A glance at the time showed that it was 11:12 p.m. She wasn’t going to get to bed before midnight, which meant tomorrow was going to be a long day. A more immediate problem, however, was that her feet were beginning to feel again. And
feeling
was a nice way of saying sharp, debilitating pain. At this point Grace wasn’t sure she could stand up.

She had just decided to rest her eyelids when she heard Phillip step up next to her. He pressed his lips into the top of her head to get her attention. “I’m so sorry, hon. I really wanted to talk him out of a few cases of those Charbonos.”

Grace opened her eyes and looked up at him. “And did you?”

He smiled. “Of course I did.”

“Nice. Want to celebrate by carrying me to the car?”

He glanced at her shoes. “Did your feet give up the ghost for the night?”

Grace nodded. “It was a mistake to sit down.”

“I could have told you that,” he said, stooping down and moving her arm to drape around his neck before cradling her in his arms and picking her up.

“My hero,” Grace said, leaning her head against his shoulder. “I could fall asleep like this.”

“That can be arranged,” he chuckled, heading for the exit.

She pressed a kiss to his cheek. “Babe
,
if that was on your bucket list for the night, we should have left at least two hours ago.”

Phillip said nothing, and while Grace wanted to pretend that the silence was companionable, she knew better. Phillip was annoyed, but if he wasn’t going to say anything, she wasn’t going to say anything. They’d been doing that dance a lot lately.

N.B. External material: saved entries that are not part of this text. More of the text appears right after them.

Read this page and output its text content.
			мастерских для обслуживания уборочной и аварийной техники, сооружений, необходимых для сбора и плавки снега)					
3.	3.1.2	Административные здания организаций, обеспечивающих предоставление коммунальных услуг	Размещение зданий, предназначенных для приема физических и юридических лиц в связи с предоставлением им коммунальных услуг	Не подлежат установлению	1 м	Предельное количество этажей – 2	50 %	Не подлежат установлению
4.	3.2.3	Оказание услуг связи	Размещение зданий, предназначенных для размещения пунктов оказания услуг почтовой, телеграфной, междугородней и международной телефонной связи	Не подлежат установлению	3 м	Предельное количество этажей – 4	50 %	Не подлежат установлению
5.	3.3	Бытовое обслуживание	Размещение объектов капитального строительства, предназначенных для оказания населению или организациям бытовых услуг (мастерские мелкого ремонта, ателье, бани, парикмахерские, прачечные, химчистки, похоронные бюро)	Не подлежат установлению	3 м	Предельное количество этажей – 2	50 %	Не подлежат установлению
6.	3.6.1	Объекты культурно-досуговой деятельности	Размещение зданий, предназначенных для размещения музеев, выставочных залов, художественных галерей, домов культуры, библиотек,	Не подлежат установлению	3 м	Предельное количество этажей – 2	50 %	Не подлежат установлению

“We’re here,” Phillip said when they reached his car. “Prepare your feet for impact.”

He set her down lightly before opening the door for her to slide into the seat. Her feet didn’t even touch the floor mat before her shoes came off and Grace gave a sigh of relief.


Ay, mis piecitos,”
she muttered under her breath as she leaned against the headrest. If the awkward silence between her and Phillip continued there was every possibility she would doze off on the way home.

Phillip said nothing as he started the car, then stayed silent for several minutes as they made the journey. Grace rested until they were nearly to her place.

“So, I don’t see you again until next Tuesday?” he asked, pulling onto her street.

Grace opened her eyes and nodded. “That’s the next time our schedules line up, yes.”

“Yeah… that seems to be happening less and less often these past couple of months, hasn’t it?”

It was a question that wasn’t a question. It was a reference to the elephant in the room, and the very problem Esme had been harping on the night before.

Grace felt herself tense and she turned to look at him. “Are you saying that’s on me?”

“No,” he said. “It’s on both of us. I’m busy. You’re busy. We’re both busy. I’m not playing a blame game here. I’m just saying it would be less of an issue if I wasn’t taking you to your own place tonight. It would be easier if, at the end of the day, you and I came home to the same place.”

She looked back at the road. “You know how I feel about that.”

“I know, I know. We’ve had the conversation a thousand times. You don’t believe in living together before marriage, and I don’t feel comfortable proposing until I know we can live together.”

Grace laid her hand over his and gave it a light, playful squeeze. “As long as we have separate bathrooms, everything should be fine,
papi
.”

He shook his head. “There’s more to living together than separate bathrooms, Grace.”

“But that’s near the top of the list,” she said playfully. He didn’t bite.

“I just feel like the longer we’re together, the farther we drift apart and that’s backwards of how things should be.” He glanced away from the road to meet her eyes for a moment. “I want to be with you, babe. Every night.”

Grace let go of his hand. “So I should just move in and be the woman that’s handy?”

He let out a frustrated sigh. “That’s not what I’m saying.”

“Then what are you saying? I’m listening.”

Phillip put both hands on the steering wheel and out of her reach. “I’m saying meet me half way here, Grace. Move in with me. Let us be together at the end of the day.”

She folded her arms. “And how is that ‘meeting you half way’?”

“Because you’ve never lived with a boyfriend before, and I think you’ll like it.”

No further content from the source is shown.